Although I'm going to defer troubleshooting strategies for a subsequent blog post, I will note that you should then find all of the related query processing activity (e.g. Tripoli connections to the various Query Component(s), queries to the Property Store, merging/sorting results, security trimming, and removing [near] duplicates) and these will all maintain the same Correlation Id that we found on the WFE. In other words, this Correlation Id will span from server-to-server for all events related to *this query (Russ Maxwell's post here does a great job walking through a query step-by-step)

Also, if you can't find the corresponding WcfReceiveRequest on the SQ&SS server (in this case, "swingline"), then the request from the WFE to the SQ&SS server was most likely lost in-flight (e.g. proxy issues, network failures, and/or a missing SharePoint Web Services IIS Web site are the most common that I've seen).

In other words, if the request were to fail within SharePoint per se, then you would see the WcfReceiveRequest and then some failure. However, if the "WcfReceiveRequest" is missing, then the SharePoint/SQ&SS never received the request.

And finally, if you happen to receive the completely generic "Internal Server Error Exception Occurred" with a query, this simply means that *some error occurred when the WFE sent the request to the SSA, whether in-flight or somewhere further downstream within SharePoint. I've seen countless blog posts, forum threads, and so on suggesting fixes for this error. However, this error is completely ambiguous and not intended to indicate *what error occurred... only that *some error occurred.

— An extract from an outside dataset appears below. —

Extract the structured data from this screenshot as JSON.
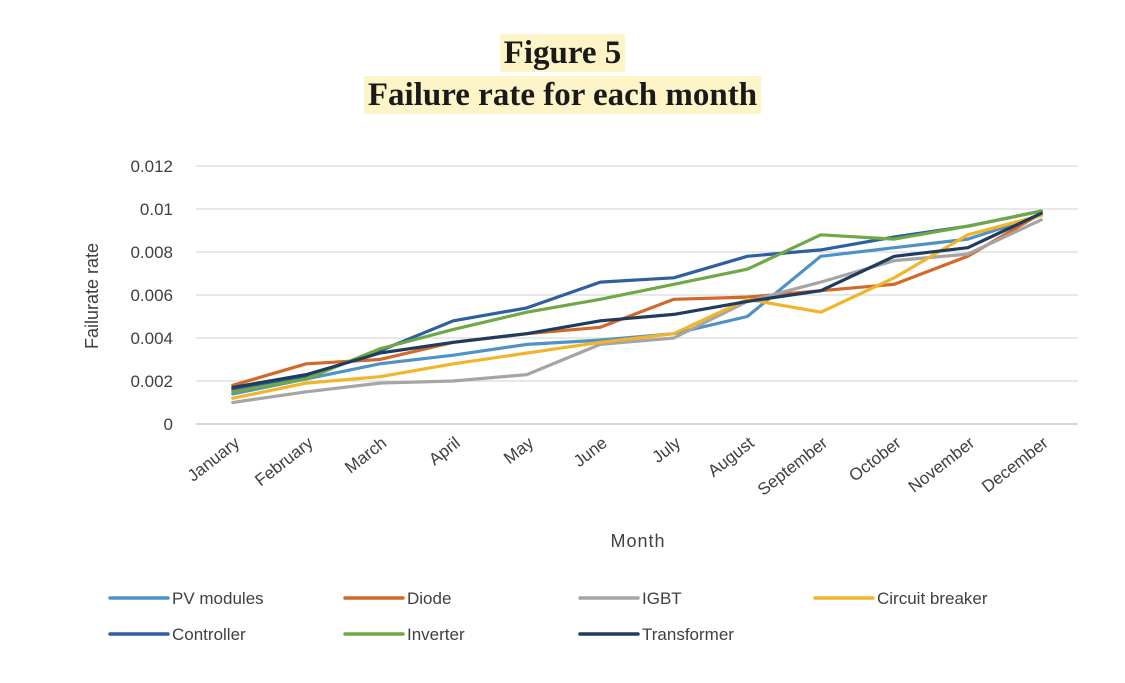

Being said, with the error being ambiguous by nature, there is no single fix when this message occurs. If you receive this message, use the corresponding Correlation Id to find the request on the applicable WFE and step through the flow of events from the WFE-to-SQ&SS to see what *actual error occurred.

 

In Summary - Three Layers of Load Balancing

As I began in part 1, seemingly “sporadic” query problems are often just straightforward failures being masked by the three levels of load balancing involved with a SharePoint 2010 Search Query and my goal here has been to help unravel all the moving pieces.

When a user submits a query (e.g. to the Enterprise Search Center), the request is typically first load balanced by a NLB to a particular WFE. The WFE then sends the request to the SSA's WCF Service EndPoint (implemented by the SQ&SS), but it is the SharePoint Farm topology load balancing that determines which WCF EndPoint the WFE will contact - and subsequent requests will be round-robin'd (this isn't a word, but I'm going with it) to the next SQ&SS EndPoint.

Once an SQ&SS receives the request from the WFE, the SQ&SS needs to reach out to one Query Component for each Index Partition (part 1 goes deeper into load balancing at the SSA level). If an Index Partition has multiple Query Components (as with the previous example also illustrated above such that Partition1 => QC1a,QC1b and Partition2 => QC2a,QC2b), then the SQ&SS will round-robin its requests to one QC mirror from each Partition. More specifically, in the first query, the SQ&SS may reach out to Partition1a and Partition2b. Then, in a second query, the SQ&SS cycles to Partion1b and Partition2a. In the third query, the SQ&SS again returns to Partition1a and Partition2b.

In upcoming posts, I plan to dive deeper into troubleshooting Query failures as well as write a related post that focuses on SharePoint 2013.